La balade, par Stéphanie Boin. Photos : Jérôme Boyer

«Les secteurs d’une ville sont, à certains niveaux, lisibles. Mais le sens qu’ils ont eu pour nous, personnellement, est intransmissible, comme toute cette clandestinité de la vie privée, sur laquelle on ne possède jamais que des documents dérisoires.» Guy Debord
 
Un atelier sur l’architecture ? La ville ? J’avais envie de proposer autre chose que le dessin, la maquette, la photographie. Etre dans une expérience collective et intime, et non dans la transmission d’un quelconque savoir.

Alors oui, prendre le temps de s’arrêter, d’explorer nos sensations, émotions, provoquer des réminiscences d’autres architectures, d’autres villes vécues.

Se confronter aux grands espaces, aux vides, à la monumentalité, aux bruits. S’immerger dans les qualités sensibles des espaces habités, les ambiances feutrées des halls, la chaleur des matériaux et de leurs couleurs, leur sonorité. Public, privé, collectif, intime, ouvert, fermé. Dedans/dehors, incursions urbaines :

Rdv au café des Embruns, rue des sauveteurs

Odeurs de graillon, frites et tabac froid. Il fait très chaud. Le skaï rouge des banquettes un peu passé. Les habitués du PMU.

Déjeuner avec Marie, Stéphane et Jérôme. Pas très faim, ne pas en avoir l’air.

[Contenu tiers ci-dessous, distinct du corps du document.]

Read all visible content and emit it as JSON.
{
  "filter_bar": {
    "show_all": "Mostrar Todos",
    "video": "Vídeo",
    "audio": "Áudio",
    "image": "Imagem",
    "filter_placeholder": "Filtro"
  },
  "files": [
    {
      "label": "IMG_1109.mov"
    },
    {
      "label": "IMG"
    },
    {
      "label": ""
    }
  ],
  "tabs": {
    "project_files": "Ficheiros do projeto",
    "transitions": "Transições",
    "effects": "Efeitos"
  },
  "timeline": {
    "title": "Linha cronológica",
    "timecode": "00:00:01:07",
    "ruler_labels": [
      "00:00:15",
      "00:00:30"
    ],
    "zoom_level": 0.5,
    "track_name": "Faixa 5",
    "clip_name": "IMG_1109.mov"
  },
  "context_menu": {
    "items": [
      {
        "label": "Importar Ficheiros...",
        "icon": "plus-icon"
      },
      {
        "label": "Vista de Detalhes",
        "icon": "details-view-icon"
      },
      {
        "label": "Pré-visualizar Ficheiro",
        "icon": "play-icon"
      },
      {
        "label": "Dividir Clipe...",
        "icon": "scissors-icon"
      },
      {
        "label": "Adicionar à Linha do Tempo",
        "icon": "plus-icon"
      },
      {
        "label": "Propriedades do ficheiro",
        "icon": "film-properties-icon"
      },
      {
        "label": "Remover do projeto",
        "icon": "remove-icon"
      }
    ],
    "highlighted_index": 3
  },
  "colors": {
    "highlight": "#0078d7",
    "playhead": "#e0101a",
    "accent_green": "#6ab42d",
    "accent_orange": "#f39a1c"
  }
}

Sur l’ardoise, « Steak aché », on plaisante sur la lettre manquante : steak tâché, mâché, steak lâché, steak caché…

Nos pronoms arrivent les uns après les autres, un peu de gêne, on s’installe. Quelqu’un veut un café ? On se serre un peu autour des tables. On se détend.

C’est quoi votre rapport à l’écriture, à la lecture ? 

IL : Je suis bouquiniste. Je vends des livres, j’en lis énormément mais je n’écris jamais.

ELLE : Je suis une habituée des ateliers d’écriture. J’aime bien le partage avec les autres, les rencontres. L’écriture ça sert à ça aussi, se retrouver.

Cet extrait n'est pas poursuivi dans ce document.